I’m supremely eager to post about Johnny Cake, Red Bean Stew, Mise en Place versus mess, and consumer responsibility with a somewhat thin wallet. But I promised to post about quiche quickly, so here I go.
I’ve always loved a breakfast or dinner pie. Hearty, savoury, and heavy on the pastry. Vegan quiche, much like any other quiche, fits the bill, and has the benefit of being cholesterol free (or much closer to it), and easier to season, since the raw filling–traditionally made with tofu blended until it is smooth, almost fluffy–is entirely safe to taste.
Veganomicon’s authors comment (maybe a little snidely) that “We really wanted to make a vegan quiche that didn’t include tofu or nutritional yeast because every vegan cookbook in the world has one of those.” Eh. Well, I really can’t hate on these highly experienced and really quite creative vegan culinary specialists, since they’ve produced some amazing recipes, and others that are definitely unique, like the Asparagus Quiche with Tomatoes and Tarragon.
I did find their quiche–walnuts, beans, and breadcrumbs form the based–had a yummy texture that I’d like to work with again. I also found that I really didn’t enjoy the slightly soapy flavour of tarragon, which was sadly distributed heavily throughout the quiche, to the tune of a strongly flavoured 1/4 cup. Tarragon, if you’ve never tried it, is compared by some to fennel and anise. Others (mostly people who actually enjoy tarragon, and can thus be bothered to be extra snooty about it) swear it has no such similarities, and is entirely its own special pleasure.
Veering gently back towards the subject at hand, as common as the tofu and nutritional yeast-based quiche is, it’s a classic for good reason. It’s quick, inexpensive, and tasty. It’s also great for folks who think they don’t like tofu, because it’s well seasoned and well blended, so the end result is in no way reminiscent of a block of soy curd. Much the same way that standard quiche doesn’t usually conjure up the experience of sucking on an uncracked egg.
Classic Vegan Quiche
Basic Flaky Pie Crust –from Sarah Kramer’s Vegan A Go-Go! (I abbreviated the instructions.)

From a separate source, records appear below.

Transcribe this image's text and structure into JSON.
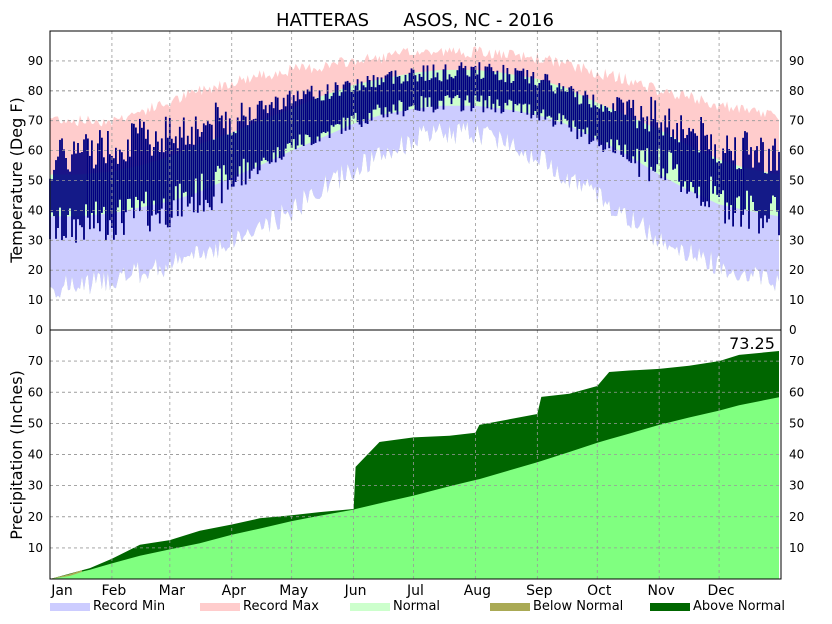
{
  "title": "HATTERAS      ASOS, NC - 2016",
  "colors": {
    "record_min": "#ccccff",
    "record_max": "#ffcccc",
    "normal": "#ccffcc",
    "observed": "#000080",
    "below_normal": "#aaaa55",
    "above_normal": "#006600",
    "normal_precip": "#80ff80",
    "grid": "#999999"
  },
  "legend": [
    {
      "label": "Record Min",
      "color": "#ccccff"
    },
    {
      "label": "Record Max",
      "color": "#ffcccc"
    },
    {
      "label": "Normal",
      "color": "#ccffcc"
    },
    {
      "label": "Below Normal",
      "color": "#aaaa55"
    },
    {
      "label": "Above Normal",
      "color": "#006600"
    }
  ],
  "chart_data": [
    {
      "type": "area",
      "panel": "temperature",
      "ylabel": "Temperature (Deg F)",
      "ylim": [
        0,
        100
      ],
      "yticks": [
        0,
        10,
        20,
        30,
        40,
        50,
        60,
        70,
        80,
        90
      ],
      "grid": true,
      "x_months": [
        "Jan",
        "Feb",
        "Mar",
        "Apr",
        "May",
        "Jun",
        "Jul",
        "Aug",
        "Sep",
        "Oct",
        "Nov",
        "Dec"
      ],
      "x_dates": [
        "01-01",
        "01-15",
        "02-01",
        "02-15",
        "03-01",
        "03-15",
        "04-01",
        "04-15",
        "05-01",
        "05-15",
        "06-01",
        "06-15",
        "07-01",
        "07-15",
        "08-01",
        "08-15",
        "09-01",
        "09-15",
        "10-01",
        "10-15",
        "11-01",
        "11-15",
        "12-01",
        "12-15",
        "12-31"
      ],
      "series": [
        {
          "name": "Record Max",
          "values": [
            71,
            70,
            70,
            73,
            76,
            80,
            83,
            85,
            87,
            88,
            90,
            91,
            93,
            93,
            93,
            92,
            91,
            89,
            86,
            84,
            80,
            78,
            75,
            73,
            72
          ]
        },
        {
          "name": "Record Min",
          "values": [
            14,
            15,
            17,
            19,
            22,
            25,
            30,
            34,
            40,
            47,
            54,
            58,
            64,
            66,
            66,
            64,
            58,
            52,
            45,
            38,
            31,
            26,
            22,
            19,
            16
          ]
        },
        {
          "name": "Normal High",
          "values": [
            52,
            52,
            53,
            55,
            58,
            62,
            66,
            70,
            74,
            78,
            82,
            84,
            86,
            87,
            87,
            86,
            84,
            81,
            76,
            72,
            67,
            62,
            57,
            54,
            52
          ]
        },
        {
          "name": "Normal Low",
          "values": [
            38,
            38,
            39,
            41,
            43,
            46,
            51,
            55,
            60,
            64,
            69,
            72,
            74,
            75,
            75,
            74,
            72,
            69,
            64,
            59,
            52,
            47,
            42,
            40,
            38
          ]
        },
        {
          "name": "Observed High",
          "values": [
            56,
            60,
            62,
            64,
            66,
            68,
            71,
            74,
            78,
            79,
            82,
            84,
            86,
            86,
            87,
            86,
            84,
            80,
            76,
            75,
            71,
            67,
            61,
            60,
            58
          ]
        },
        {
          "name": "Observed Low",
          "values": [
            34,
            35,
            37,
            39,
            41,
            45,
            50,
            55,
            62,
            65,
            70,
            73,
            75,
            76,
            76,
            75,
            73,
            69,
            63,
            60,
            55,
            49,
            43,
            40,
            38
          ]
        }
      ]
    },
    {
      "type": "area",
      "panel": "precipitation",
      "ylabel": "Precipitation (Inches)",
      "ylim": [
        0,
        80
      ],
      "yticks": [
        10,
        20,
        30,
        40,
        50,
        60,
        70
      ],
      "grid": true,
      "annotation": "73.25",
      "x_months": [
        "Jan",
        "Feb",
        "Mar",
        "Apr",
        "May",
        "Jun",
        "Jul",
        "Aug",
        "Sep",
        "Oct",
        "Nov",
        "Dec"
      ],
      "x_day": [
        0,
        20,
        31,
        45,
        60,
        75,
        91,
        105,
        121,
        135,
        152,
        153,
        165,
        182,
        200,
        213,
        215,
        244,
        246,
        260,
        274,
        280,
        290,
        305,
        320,
        335,
        345,
        365
      ],
      "series": [
        {
          "name": "Observed Accumulated",
          "values": [
            0,
            3.5,
            6.5,
            11.0,
            12.5,
            15.5,
            17.5,
            19.5,
            20.5,
            21.5,
            22.5,
            36.0,
            44.0,
            45.5,
            46.0,
            47.0,
            49.5,
            53.0,
            58.5,
            59.5,
            62.0,
            66.5,
            67.0,
            67.5,
            68.5,
            70.0,
            72.0,
            73.25
          ]
        },
        {
          "name": "Normal Accumulated",
          "values": [
            0,
            3.0,
            5.0,
            7.5,
            9.5,
            11.5,
            14.2,
            16.2,
            18.6,
            20.3,
            22.3,
            22.5,
            24.3,
            26.8,
            29.8,
            31.8,
            32.1,
            37.5,
            37.9,
            40.8,
            43.8,
            44.9,
            46.7,
            49.5,
            51.9,
            54.1,
            55.8,
            58.4
          ]
        }
      ]
    }
  ]
}
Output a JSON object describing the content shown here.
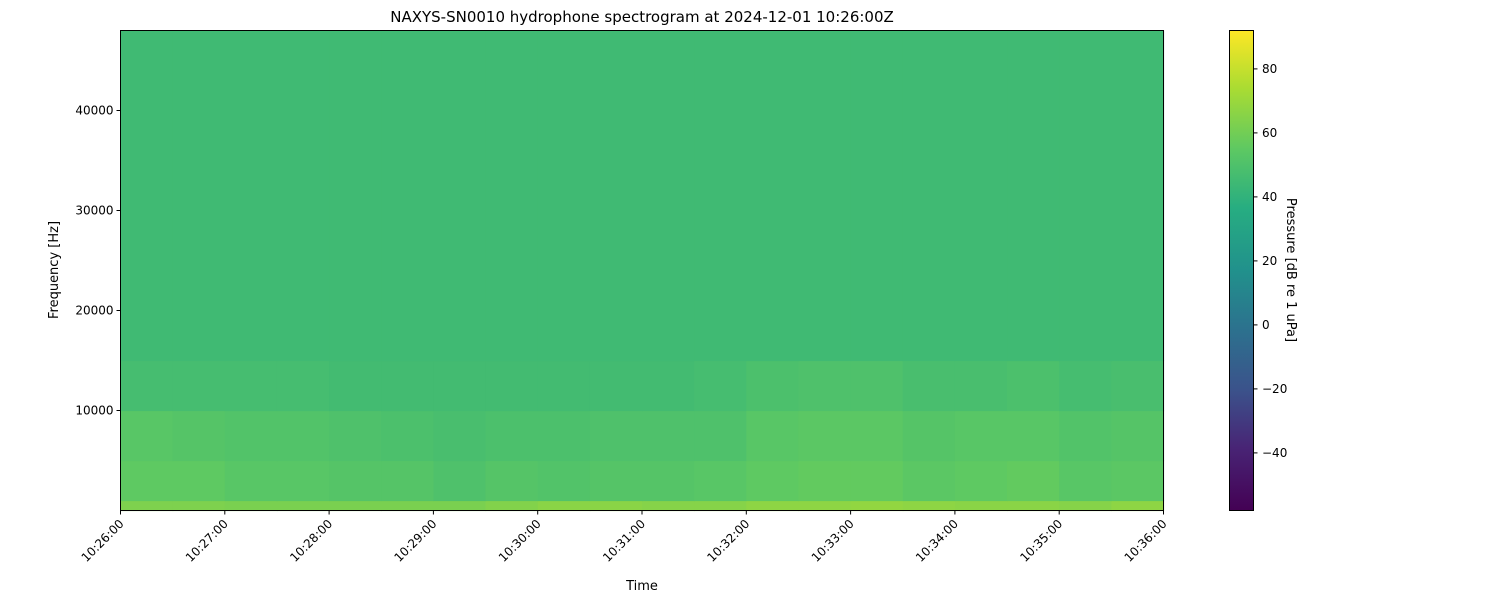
{
  "chart_data": {
    "type": "heatmap",
    "title": "NAXYS-SN0010 hydrophone spectrogram at 2024-12-01 10:26:00Z",
    "xlabel": "Time",
    "ylabel": "Frequency [Hz]",
    "colorbar_label": "Pressure [dB re 1 uPa]",
    "colormap": "viridis",
    "clim": [
      -58,
      92
    ],
    "xlim": [
      "10:26:00",
      "10:36:00"
    ],
    "ylim": [
      0,
      48000
    ],
    "x_ticks": [
      "10:26:00",
      "10:27:00",
      "10:28:00",
      "10:29:00",
      "10:30:00",
      "10:31:00",
      "10:32:00",
      "10:33:00",
      "10:34:00",
      "10:35:00",
      "10:36:00"
    ],
    "y_ticks": [
      10000,
      20000,
      30000,
      40000
    ],
    "colorbar_ticks": [
      -40,
      -20,
      0,
      20,
      40,
      60,
      80
    ],
    "grid": false,
    "time_bin_seconds": 30,
    "frequency_bands_hz": [
      [
        0,
        1000
      ],
      [
        1000,
        5000
      ],
      [
        5000,
        10000
      ],
      [
        10000,
        15000
      ],
      [
        15000,
        48000
      ]
    ],
    "values_db": [
      [
        63,
        63,
        62,
        62,
        62,
        62,
        62,
        64,
        66,
        66,
        65,
        65,
        67,
        67,
        68,
        67,
        66,
        66,
        65,
        67
      ],
      [
        55,
        55,
        53,
        53,
        52,
        52,
        50,
        52,
        51,
        52,
        52,
        53,
        55,
        56,
        56,
        54,
        55,
        56,
        53,
        54
      ],
      [
        53,
        52,
        51,
        51,
        50,
        49,
        48,
        49,
        49,
        50,
        50,
        50,
        53,
        54,
        54,
        52,
        53,
        53,
        51,
        52
      ],
      [
        47,
        47,
        47,
        47,
        46,
        46,
        46,
        46,
        46,
        46,
        46,
        47,
        49,
        50,
        50,
        48,
        48,
        49,
        47,
        48
      ],
      [
        45,
        45,
        45,
        45,
        45,
        45,
        45,
        45,
        45,
        45,
        45,
        45,
        45,
        45,
        45,
        45,
        45,
        45,
        45,
        45
      ]
    ]
  }
}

1 1/4 cup flour (I used whole wheat; you should, too)
1/4 tsp salt
1/2 cup Earth Balance (the recipe called for vegetable shortening…I would never recommend using anything hydrogenated though)
3 tbsp very cold water
Combine flour and salt, and gently rub in Earth Balance. Stir in water, and, on a lightly floured surface, quickly knead a few times. Roll into a ball and refrigerate for half an hour before rolling out and using.
Vegan Quiche Base
350 g firm tofu (about 2 cups), gently squeezed to remove excess water
1 tsp turmeric powder
1 tsp dried basil leaves
1/2 tsp dried thyme leaves
2 tbsp olive oil, plus extra for cooking and drizzling
1/4 cup + 2 tbsp water
4 tbsp nutritional yeast
salt and black pepper, to taste
1 small to medium onion
2 cloves garlic
2 1/2 cups raw broccoli, chopped
1/2 a red pepper
1/2 cup Daiya shreds (optional…and yes, I know this isn’t a veggie, but it’s added at the same time)
1. Make the pastry (instructions above) and allow to chill for a half hour. Which, incidentally, is enough time to prep the base and veggies, and preheat the oven.
2. Preheat the oven to 400 F.
3. Combine base ingredients (tofu through nutritional yeast) in a food processor, until smooth.
4. Cook onion in a little oil, until translucent. Add garlic and red pepper continue to cook another minute. Add broccoli and cook another two minutes.
5. Roll pastry out, and place in a pie pan or round glass dish.
6. In a large bowl, mix veggies into quiche base. Add Daiya shreds, if using. Taste and adjust seasonings, if necessary.
7. Place filling into pastry, smooth out top, and gently drizzle 1 tbsp olive oil over top. This helps give a nice golden finish to the quiche as it bakes.
8. Bake until a knife inserted into the centre comes out clean–about 30 minutes.